The result is more fragmentation in order to satisfy 0.01% of linux users, or so.
It’s not for us to answer this. They know their customer base size, and they know the resources they can put into this thing and if it makes sense from their business’ perspective. They pay those people, so I guess they might just as well have something that looks and feels exactly how they want it to.
I agree, but again, this is supposed to be a commercial product. Their goals and OSS goals might not overlap completely. System76’s move is not about Linux as a whole but about their product.
I’d add to this, there are many disgruntled Linux users, unhappy with the direction their favorite DE has turned. Just check this forum, there’s a lot of love/hate relationships with the DE in use. I guess the fragmentation can’t be helped if the projects are deaf to their users’ feedback.
Am I happy with my DE? Almost. Am I annoyed by it? Sometimes. Would I test a new DE? Maybe in a couple years after its release, after it becomes clear that it’s not a fad or a project that’s going nowhere, and after the bugs have been ironed out.
Does this fragmentation hurt Linux, will software developers have to accommodate a new compatibility point? Yes and no. It will in the end fall on System76 to make sure the software works with their product. If they fail they will have unhappy customers. I’m sure they have enough smart heads in their teams to factor all these things in. Or maybe not, in which case they will fail and become history.
I’m about to head off for a bit so I don’t have the time, but if you read over the comments user mmstick made on this post below (he’s a System76 dev), you’ll see he answered pretty much all of your questions and concerns there. I’d compile them for you here, but right now I need some sleep!
Well if they do pull it of they will be in a unique position of being the apple of the Linux world. Will it happen it could be all pipe dreams at the end of the day
i think there’s a lot of people who just really like PopOS as it is, and the project is doing really well. The downside is their entire DE is really GNOME 3.38 with extension to create “the Pop experience.”

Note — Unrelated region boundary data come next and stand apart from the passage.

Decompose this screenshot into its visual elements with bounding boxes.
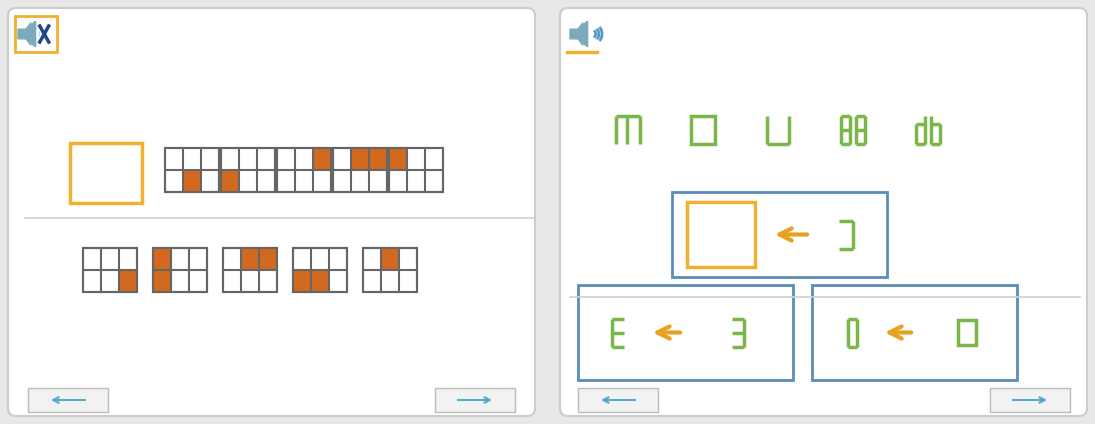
Bar: [389, 148, 407, 170]
Bar: [333, 148, 387, 192]
Bar: [311, 270, 328, 292]
Bar: [70, 143, 142, 203]
Bar: [364, 248, 417, 292]
Bar: [183, 170, 201, 192]
Bar: [83, 248, 137, 292]
Bar: [153, 248, 207, 292]
Bar: [277, 148, 331, 192]
Bar: [578, 285, 793, 380]
Bar: [691, 116, 715, 144]
Bar: [153, 248, 207, 292]
Bar: [293, 248, 347, 292]
Bar: [313, 148, 331, 170]
Bar: [381, 248, 399, 270]
FancyBboxPatch shape: [8, 8, 535, 416]
Bar: [277, 148, 331, 192]
Bar: [119, 270, 137, 292]
Polygon shape: [578, 21, 588, 47]
Bar: [369, 148, 387, 170]
Bar: [958, 320, 976, 345]
FancyBboxPatch shape: [560, 8, 1087, 416]
Bar: [223, 248, 277, 292]
Bar: [293, 248, 347, 292]
Bar: [221, 148, 275, 192]
Polygon shape: [18, 23, 31, 45]
Bar: [990, 388, 1070, 412]
Bar: [153, 248, 171, 270]
Bar: [672, 192, 887, 277]
Bar: [578, 388, 658, 412]
Bar: [435, 388, 515, 412]
Polygon shape: [570, 23, 583, 45]
Bar: [165, 148, 219, 192]
Bar: [389, 148, 443, 192]
Bar: [28, 388, 108, 412]
Bar: [223, 248, 277, 292]
Bar: [221, 170, 239, 192]
Bar: [15, 16, 57, 52]
Bar: [812, 285, 1017, 380]
Bar: [293, 270, 311, 292]
Bar: [83, 248, 137, 292]
Bar: [351, 148, 369, 170]
Bar: [165, 148, 219, 192]
Bar: [221, 148, 275, 192]
Polygon shape: [26, 21, 36, 47]
Bar: [687, 202, 754, 267]
Bar: [333, 148, 387, 192]
Bar: [241, 248, 260, 270]
Bar: [389, 148, 443, 192]
Bar: [260, 248, 277, 270]
Bar: [153, 270, 171, 292]
Bar: [364, 248, 417, 292]
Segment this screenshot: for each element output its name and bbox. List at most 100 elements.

I’m guess it’s very difficult to recreate in GNOME 40+ . . . And they want to keep that for their current users - who all don’t really seem to want it to change.
Well… I was a gnome user between version 2.14 to 3.14 or 3.16, then I switched to xfce (one year or so), Mate (around two years) and went back to Gnome around version 3.36/3.38.
KDE? Only used it for two or three months back in KDE 4.3 era. Never came back to it after.
I don’t see your point, but maybe you’ll like Cosmic
Maybe they’ll give up soon, maybe they’ll create something special. Time will tell. You’re pessimistic about it, they are optimistic and I am neutral, but I do wish them all the best with it. I quite like System76 and what they are doing with Linux, but in the end, whatever the outcome, it won’t hurt me. And if they manage to displace GNOME, all the better!